Protection against discrimination is established by limiting the range of discounts permitted within any class of purchaser. Classes of purchasers are defined as: (1) purchasers of medical assistance hospital services; (2) purchasers of Medicaid hospital services; and (3) Purchasers of non-Medicare and non-medical assistance hospital services.  No hospital may charge one purchaser more than 110 percent of rate charged another purchaser in the same class for the same service.  The difference allowed is associated with an increased efficiency of operation.

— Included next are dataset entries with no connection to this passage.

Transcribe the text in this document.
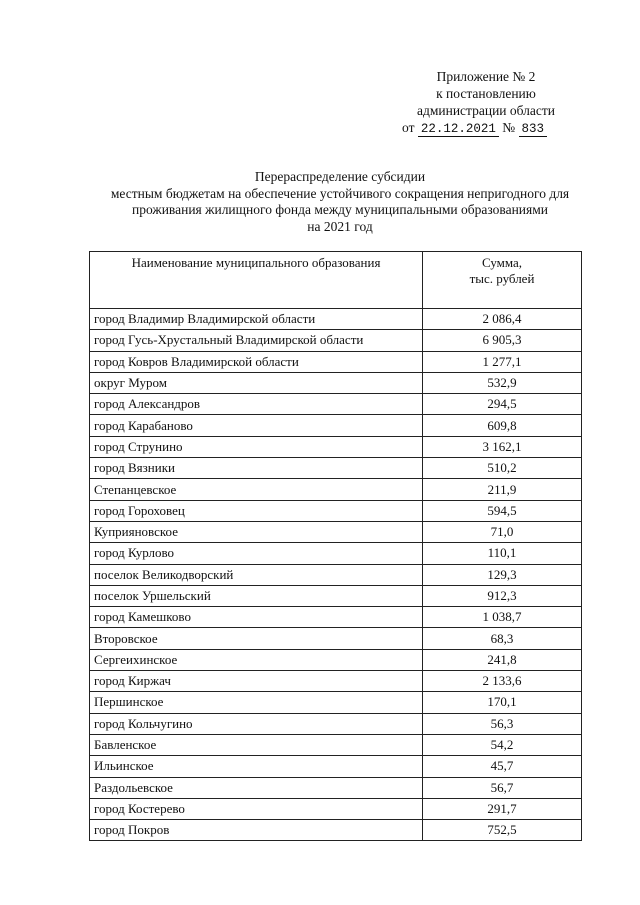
Приложение № 2
к постановлению
администрации области
от 22.12.2021 № 833
Перераспределение субсидии
местным бюджетам на обеспечение устойчивого сокращения непригодного для
проживания жилищного фонда между муниципальными образованиями
на 2021 год
Наименование муниципального образования	Сумма,
тыс. рублей

город Владимир Владимирской области	2 086,4
город Гусь-Хрустальный Владимирской области	6 905,3
город Ковров Владимирской области	1 277,1
округ Муром	532,9
город Александров	294,5
город Карабаново	609,8
город Струнино	3 162,1
город Вязники	510,2
Степанцевское	211,9
город Гороховец	594,5
Куприяновское	71,0
город Курлово	110,1
поселок Великодворский	129,3
поселок Уршельский	912,3
город Камешково	1 038,7
Второвское	68,3
Сергеихинское	241,8
город Киржач	2 133,6
Першинское	170,1
город Кольчугино	56,3
Бавленское	54,2
Ильинское	45,7
Раздольевское	56,7
город Костерево	291,7
город Покров	752,5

The commission may propose modifications in this difference, if deemed appropriate.

 

Requirements are established to prohibit hospitals from adopting an admissions practice that would deny persons without coverage access to hospital care.  A sliding fee schedule is established that would include care without charge for persons with a income less than 100 percent of the federal poverty level.  Hospitals that do not comply with these requirements may be denied access to the Washington Health Care Facilities Authority's bonding privilege, the certificate of need process, and participation in the Medicaid program.

 

The certificate of need program is transferred from DSHS to the commission.  The commission is required to study CON and propose changes to the Legislature by July 1, 1990.

 

The commission is also required to study: (1) professional liability problems associated with health care; and (2) Medicaid hospital rate development.

 

Penalties are prescribed for non-MARI violations to include possible criminal charges of a gross misdemeanor and civil fines of up to $1,000 per violation.

 

The Washington State Health Commission is scheduled for sunset review in 1993.

 

SUBSTITUTE BILL COMPARED TO ORIGINAL:  The definition of "charity care" is reverted to current language.  The proposed language was deemed too vague.

 

A definition of the "Health Care Access Fund" is added.

 

Authorization is given to the commission to evaluate health data for the possibility of determining the effectiveness of health care services.

 

An effective date of July 1, 1989 is added.

 

Language in the bill regarding discounting is consolidated into one section for ease of reading.

 

Fiscal Note:      Requested February 22, 1989.

 

Effective Date:The bill takes effect on July 1, 1989.

 

House Committee ‑ Testified For:    Dave Smith, Washington Hospital Commission; Fred Mills, AARP; Frank Morris, Washington State Council of Senior Citizens; E.G. Kroener, Washington State Council of Senior Citizens; Sean Bleck, Evergreen Legal Services and Bob Crittenden, Governor's Office.

 

House Committee - Testified Against:      Mel Sorenson, Monitored Marketplace Coalition.

 

House Committee - Testimony For:    This bill creates realistic provisions for monitoring and containing hospital costs.  By utilizing a "cap" method through the MARI provision, hospitals are better able to control and target funds.

 

House Committee - Testimony Against:      The provisions outlined in this bill are in direct contrast to the recommendations put forth by the Legislative Budget Committee.  Furthermore, this bill is too regulative and thus impedes competition among hospitals.